Comme montré dans le graphique suivant, durant la décennie post-2011, les gains de productivité du capital ont plongé dans le rouge, avec une perte moyenne et inter-annuelle de l’ordre de -0,8%. Les données portent à croire que les investisseurs ont préféré ne pas moderniser leurs équipements et ne pas renouveler leurs technologies productives. Des décisions lourdes de conséquences, puisque la compétition internationale pousse ces industries à mettre la clef sous la porte, ou se reconvertir dans les secteurs moins risqués et à plus forte rentabilité (commerce et activités fondées sur les rentes de situation).

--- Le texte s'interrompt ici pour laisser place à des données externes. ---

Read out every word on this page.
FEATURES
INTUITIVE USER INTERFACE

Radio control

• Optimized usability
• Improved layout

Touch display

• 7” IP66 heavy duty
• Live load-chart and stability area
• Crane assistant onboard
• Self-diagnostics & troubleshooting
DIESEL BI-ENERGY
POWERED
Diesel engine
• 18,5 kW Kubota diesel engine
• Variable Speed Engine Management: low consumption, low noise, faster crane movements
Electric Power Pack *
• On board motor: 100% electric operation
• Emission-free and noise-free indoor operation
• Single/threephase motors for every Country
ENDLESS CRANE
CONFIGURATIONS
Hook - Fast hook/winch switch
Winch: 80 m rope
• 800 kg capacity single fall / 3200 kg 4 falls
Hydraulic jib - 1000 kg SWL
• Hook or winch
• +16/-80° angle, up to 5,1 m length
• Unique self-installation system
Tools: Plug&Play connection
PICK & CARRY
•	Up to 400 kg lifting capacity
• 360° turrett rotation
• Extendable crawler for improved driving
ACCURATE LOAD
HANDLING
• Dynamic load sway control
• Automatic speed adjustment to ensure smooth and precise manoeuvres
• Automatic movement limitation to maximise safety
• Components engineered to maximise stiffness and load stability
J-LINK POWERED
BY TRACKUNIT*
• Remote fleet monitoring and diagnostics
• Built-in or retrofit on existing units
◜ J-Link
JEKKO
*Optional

Et c’est bien cela qu’on observe chez de nombreux groupes industriels et grandes entreprises manufacturières.
En revanche, le même graphique montre bien que la dégringolade des gains de productivité du capital a commencé bien avant la révolte de 2011. La chute a commencé avec la crise financière internationale de 2008 (subprime mortgage crisis). Malgré cette crise et ses conséquences, les entreprises ont été laissées pour compte, sans programmes gouvernementaux efficaces, ni de ministres clairvoyants et capables de concevoir, financer et implémenter des politiques industrielles innovantes favorisant la compétitivité et particulièrement la productivité.
L’élévation des taux d’intérêt directeurs en Tunisie, surtout depuis 2016, a constitué le coup de grâce pour les gains de productivité du capital. Avec des taux d’intérêts bancaires frôlant les 13% (TMM +3% de marge bénéficiaire +2% en agios divers), les industriels tunisiens ont été disqualifiés dans la course à la compétitivité, face à leurs homologues au Maroc, en Éthiopie ou au Sénégal. Et cette triste réalité fait partie des méfaits d’une politique monétaire inefficace et à la solde des bailleurs de fonds et autres donneurs d’ordres en Occident.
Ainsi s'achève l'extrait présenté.